Many will bring up the pesticides and fertilizers, the genetic modification, the pollution and other environmental effects, externalities, the livestock’s miserable living conditions, the soil erosion, the negative economic impacts, squashing small- and mid-sized farms and farmers into the dirt while destroying the farming communities that rely on their custom — all these and more are often used as planks in the inflammatory platform against massively industrialized agriculture.

But this is all nonsense. What is the implication? That farmers shouldn’t produce as much as they can? That they should eschew efficiency and economies of scale and profits, so that they might be more politically correct or environmentally moral? That isn’t the sort of world we live in. This is an impossible request to make. They cannot be blamed for whatever decision they decide upon. 

The obvious, more meaningful and yet least often presented case against our agricultural status quo is the miserable state that our Iowan landscape has been transformed into as a result. It has been pummeled, torn, transplanted to a hollow, indecorous shell of whatever it once was, and in such a dramatic, immediate and complete manner. We have thrown future generations’ welfare to the wind such that we might accomplish a bit more in the short term. So goes humanity.

There’s no need for any other sort of argument. The indigenous land cover shouldn’t need to be defended, much in the same way the rights of the Americans who lived here before European settlement shouldn’t need to be defended; they were here first.  

More than a purely economic or mechanical question, this is an ethical question and a moral question, and, like so many of the other impossible debates that our country faces, there is no easy answer.
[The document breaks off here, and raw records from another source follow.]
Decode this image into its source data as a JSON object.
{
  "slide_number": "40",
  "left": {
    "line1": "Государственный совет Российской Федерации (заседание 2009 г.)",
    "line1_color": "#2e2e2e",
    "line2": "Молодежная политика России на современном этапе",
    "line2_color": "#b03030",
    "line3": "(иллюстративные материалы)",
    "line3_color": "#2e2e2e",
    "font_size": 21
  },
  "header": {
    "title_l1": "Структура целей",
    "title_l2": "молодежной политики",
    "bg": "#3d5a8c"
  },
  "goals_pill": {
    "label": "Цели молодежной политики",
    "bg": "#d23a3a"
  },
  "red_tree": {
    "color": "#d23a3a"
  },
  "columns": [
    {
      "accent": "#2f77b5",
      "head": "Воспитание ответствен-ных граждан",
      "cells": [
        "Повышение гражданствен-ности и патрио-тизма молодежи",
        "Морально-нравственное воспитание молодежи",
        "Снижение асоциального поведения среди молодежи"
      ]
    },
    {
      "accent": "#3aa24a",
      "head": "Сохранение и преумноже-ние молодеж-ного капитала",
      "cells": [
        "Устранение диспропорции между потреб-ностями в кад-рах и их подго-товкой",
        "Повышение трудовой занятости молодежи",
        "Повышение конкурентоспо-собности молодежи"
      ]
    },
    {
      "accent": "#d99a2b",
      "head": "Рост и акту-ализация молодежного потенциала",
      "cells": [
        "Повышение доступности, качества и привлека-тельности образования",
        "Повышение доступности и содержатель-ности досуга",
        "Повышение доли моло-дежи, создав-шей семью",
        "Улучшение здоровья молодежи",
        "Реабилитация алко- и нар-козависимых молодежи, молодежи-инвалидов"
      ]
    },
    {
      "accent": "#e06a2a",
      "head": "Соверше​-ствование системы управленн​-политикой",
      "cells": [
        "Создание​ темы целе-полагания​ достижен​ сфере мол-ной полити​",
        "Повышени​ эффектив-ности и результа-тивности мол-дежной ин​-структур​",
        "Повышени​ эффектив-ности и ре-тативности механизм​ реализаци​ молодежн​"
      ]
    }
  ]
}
No easy solution. No easy way out.

Who knows how much of Iowa’s “forest” will even be left in 50 years? Obviously the prairie has already been destroyed, and along with it the species that relied on those wide-open spaces of the past. We have virtually terraformed our state and must now live with the consequences; or, to be more precise, our children must now live with these consequences.

These consequences, these costs, will never be realized by the private interest. They will always seek their own dollar, and they couldn’t be blamed for that. This is why the government must get involved.